ÖVP-Krise trifft Landespartei

Landes-ÖVP bei Umfrage erstmals klar unter 40 Prozent.
Schwarzach Wenn am kommenden Sonntag Landtagswahl wären, welche Partei würden Sie wählen? Diese Frage wird in Vorarlberg öfter gestellt. Immer wieder bringen VN-Umfragen ein politisches Stimmungsbild im Land. Auch nach der Affäre um die ÖVP und Sebastian Kurz stellte das Meinungsforschungsinstitut Dr. Berndt im Auftrag der VN diese Frage. Das Ergebnis zeigt: Die Affäre geht nicht spurlos an der Landes-ÖVP vorbei. Im Gegenteil. Erstmals liegt die Volkspartei klar unter 40 Prozent.

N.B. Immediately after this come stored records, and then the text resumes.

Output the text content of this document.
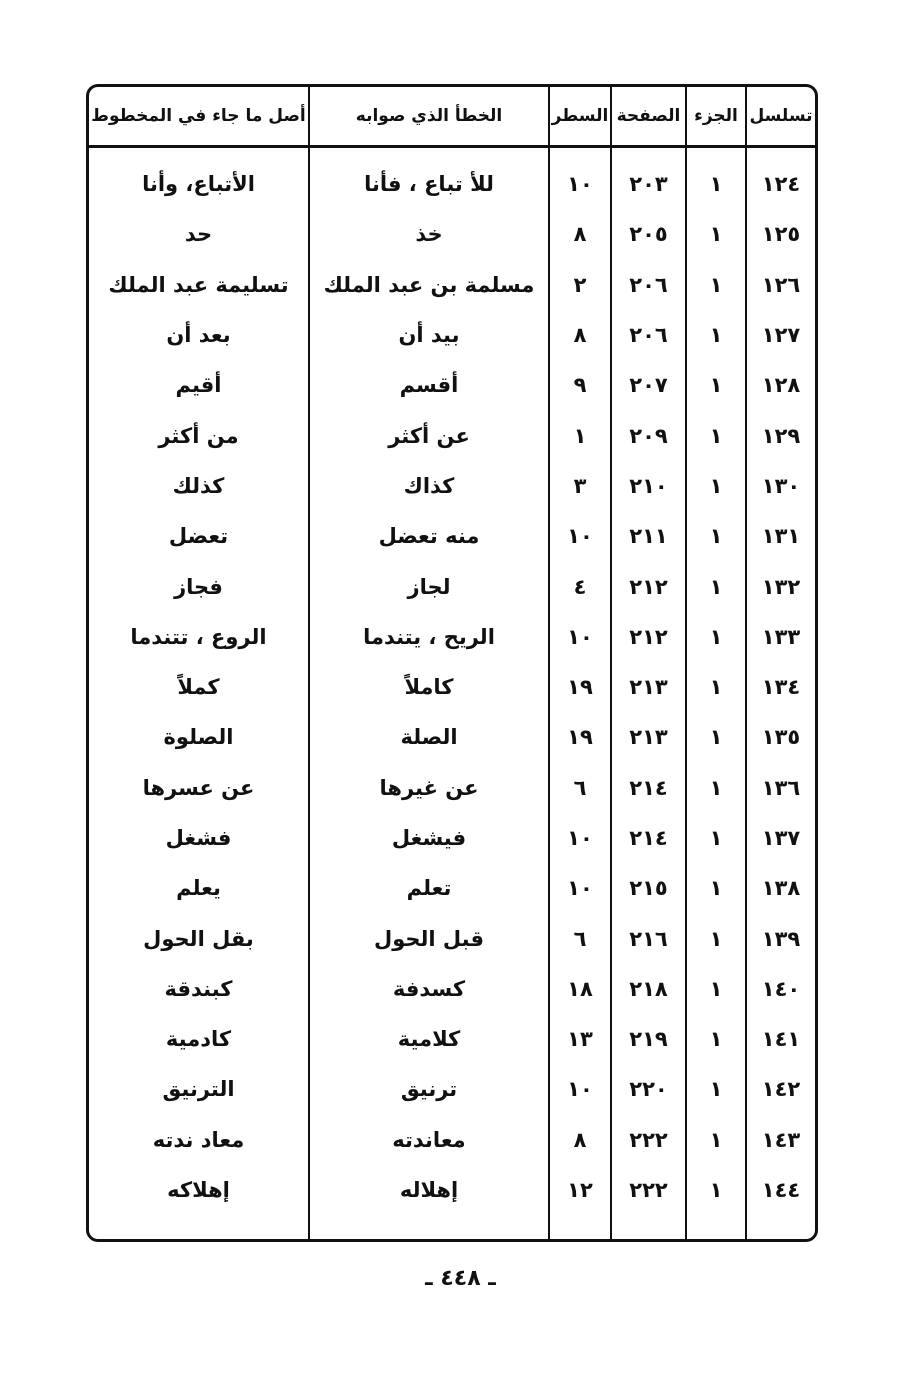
أصل ما جاء في المخطوط	الخطأ الذي صوابه	السطر الصفحة الجزء تسلسل
الأتباع، وأنا	للأ تباع ، فأنا	١٠	٢٠٣	١	١٢٤
حد	خذ	٨	٢٠٥	١	١٢٥
تسليمة عبد الملك	مسلمة بن عبد الملك	٢	٢٠٦	١	١٢٦
بعد أن	بيد أن	٨	٢٠٦	١	١٢٧
أقيم	أقسم	٩	٢٠٧	١	١٢٨
من أكثر	عن أكثر	١	٢٠٩	١	١٢٩
كذلك	كذاك	٣	٢١٠	١	١٣٠
تعضل	منه تعضل	١٠	٢١١	١	١٣١
فجاز	لجاز	٤	٢١٢	١	١٣٢
الروع ، تتندما	الريح ، يتندما	١٠	٢١٢	١	١٣٣
كملاً	كاملاً	١٩	٢١٣	١	١٣٤
الصلوة	الصلة	١٩	٢١٣	١	١٣٥
عن عسرها	عن غيرها	٦	٢١٤	١	١٣٦
فشغل	فيشغل	١٠	٢١٤	١	١٣٧
يعلم	تعلم	١٠	٢١٥	١	١٣٨
بقل الحول	قبل الحول	٦	٢١٦	١	١٣٩
كبندقة	كسدفة	١٨	٢١٨	١	١٤٠
كادمية	كلامية	١٣	٢١٩	١	١٤١
الترنيق	ترنيق	١٠	٢٢٠	١	١٤٢
معاد ندته	معاندته	٨	٢٢٢	١	١٤٣
إهلاكه	إهلاله	١٢	٢٢٢	١	١٤٤
ـ ٤٤٨ ـ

Die anderen Parteien können davon jedoch nicht profitieren; mit einer Ausnahme: die Impfgegnerpartei MFG wäre laut dieser Umfrage im Vorarlberger Landtag vertreten.
Von 44 auf 36
Schon im Mai dieses Jahres ließen die VN die Sonntagsfrage stellen. Damals kam die ÖVP auf 44 Prozent. Nun sind es acht Prozentpunkte weniger: Laut aktueller Umfrage würden 36 Prozent der Vorarlberger die Volkspartei von Landeshauptmann Markus Wallner wählen. Bei der Landtagswahl 2019 waren es 43,5 Prozent. Bei einer Umfrage gibt es stets eine statistische Schwankungsbreite. Selbst im für die ÖVP besten Fall würde sie laut Umfrage bei 40,2 Prozent landen; im schlechtesten Fall bei 31,8 Prozent. Die anderen Zahlen zeigen: Die FPÖ erholt sich langsam, sie matcht sich mit den Grünen um Platz zwei; SPÖ und Neos kämpfen um Rang vier. Allerdings wurde die Umfrage vor dem Führungswechsel an der Spitze der Landespartei durchgeführt. Stand jetzt wäre eine neue Partei im Landtag vertreten: Die Impfgegnerpartei MFG. Sie hat bereits in Oberösterreich überrascht.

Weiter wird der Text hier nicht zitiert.